Microsoft has a new mission statement that goes straight to the point.

The software maker's new official goal is "to empower every person and every organization on the planet to achieve more," CEO Satya Nadella wrote in an email to employees. The message was first obtained by GeekWire on Thursday, and Microsoft confirmed its authenticity to CNET News.

Former CEO Steve Ballmer revised Microsoft's mission statement in October 2013 so it called on the company to "create a family of devices and services for individuals and businesses that empower people around the globe at home, at work and on the go, for the activities they value most." It didn't have quite the same zing as Nadella's does now.

Nadella's philosophy builds on, but doesn't erase, a few other Microsoft marketing mantras he's touted since taking charge in February 2014. For instance, "more personal computing" is still very much alive -- that's Microsoft's way of admitting that people use all sorts of devices connected together over the Internet. Focusing on that phenomenon is one of the core strategies Nadella says will help the company become the major player in the "mobile-first, cloud-first" world. Indeed, "mobile-first, cloud-first" is another favorite for Microsoft executives, who are looking to the company's fast-growing cloud services division to help sell software.

Microsoft is preparing for the July 29 release of the Windows 10 operating system, which powers more than 90 percent of the world's PCs. Most Windows users will be able to upgrade to the new version for free. With Microsoft 10, developers will be able to write "universal" apps once, which can then run on any device running the new operating system. That universality underlies the company's revised mission statement: Helping customers be more productive across all apps and devices.
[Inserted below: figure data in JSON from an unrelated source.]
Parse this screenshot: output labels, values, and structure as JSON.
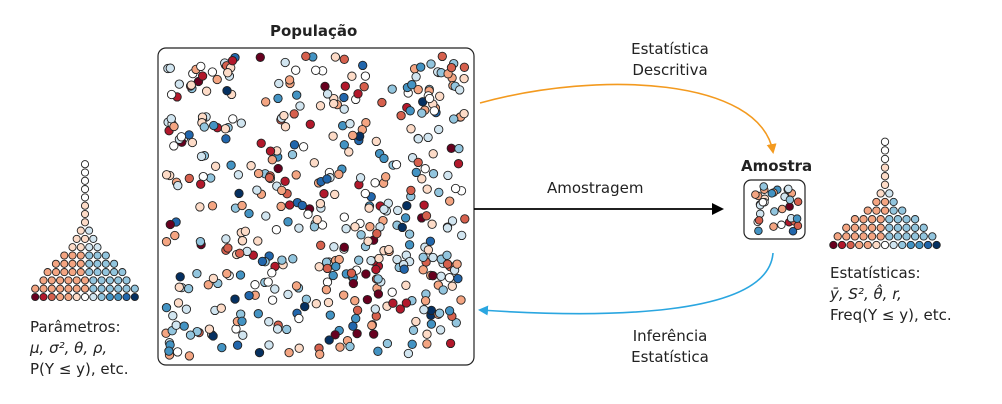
{
  "population": {
    "title": "População"
  },
  "sample": {
    "title": "Amostra"
  },
  "arrows": {
    "descriptive": [
      "Estatística",
      "Descritiva"
    ],
    "sampling": "Amostragem",
    "inference": [
      "Inferência",
      "Estatística"
    ]
  },
  "parameters": {
    "label": "Parâmetros:",
    "line1": "μ, σ², θ, ρ,",
    "line2": "P(Y ≤ y), etc."
  },
  "statistics": {
    "label": "Estatísticas:",
    "line1": "ȳ, S², θ̂, r,",
    "line2": "Freq(Y ≤ y), etc."
  },
  "colors": {
    "palette": [
      "#67001f",
      "#b2182b",
      "#d6604d",
      "#f4a582",
      "#fddbc7",
      "#ffffff",
      "#d1e5f0",
      "#92c5de",
      "#4393c3",
      "#2166ac",
      "#053061"
    ],
    "descriptive_arrow": "#f39a1f",
    "inference_arrow": "#2aa6e0",
    "sampling_arrow": "#000000"
  },
  "histograms": {
    "population_counts": [
      1,
      2,
      3,
      4,
      6,
      9,
      13,
      19,
      23,
      19,
      13,
      9,
      6,
      4,
      3,
      2,
      1
    ],
    "sample_counts": [
      1,
      1,
      2,
      4,
      7,
      10,
      13,
      10,
      7,
      4,
      2,
      1,
      1
    ]
  }
}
Nadella has spent much of the last year and a half rebuilding Microsoft. He's emphasized getting the company's flagship software, like its Office application suite, on devices of all sizes and types, including competitors', and has stressed the power of Windows as a cloud-based service. He has also instituted companywide cultural shifts, pushing ambitious research projects like the HoloLens headset out of the lab and turning the development of Windows 10 into a transparent, feedback-driven process that recruited consumers as early testers.

The changes haven't come without some sour notes. Last summer, the company laid off 18,000 employees of its then-125,000-person global workforce A majority of those layoffs were former Nokia employees brought on after Microsoft acquired the Finnish company's handset division in April 2014 for $7.2 billion.

And just last week, Microsoft announced an organizational shakeup that included the exit of former Nokia CEO Stephen Elop. Microsoft promoted Terry Myerson, former head of operating systems, to be chief of the new Windows and Devices Group. That division rolls the consumer device businesses, like Xbox, Surface and Lumia, into the company's largest software division. The goal is to make Windows 10 the common thread among every device, product and service.

Nadella also noted the company's ongoing diversity initiatives, a topic that made headlines in October when the CEO implied female employees shouldn't ask for raises but should instead trust karma.

"We will be open to learning our own biases and changing our behaviors so we can tap into the collective power of everyone at Microsoft," Nadella wrote in the new mission statement. "We don't just value differences, we seek them out, we invite them in. And as a result, our ideas are better, our products are better and our customers are better served."

Nadella doesn't mention the word "layoffs" in his memo, but he does flick at the possibility of more employee exits or even products or divisions potentially getting the axe.

"We will need to innovate in new areas, execute against our plans, make some tough choices in areas where things are not working and solve hard problems in ways that drive customer value," Nadella wrote.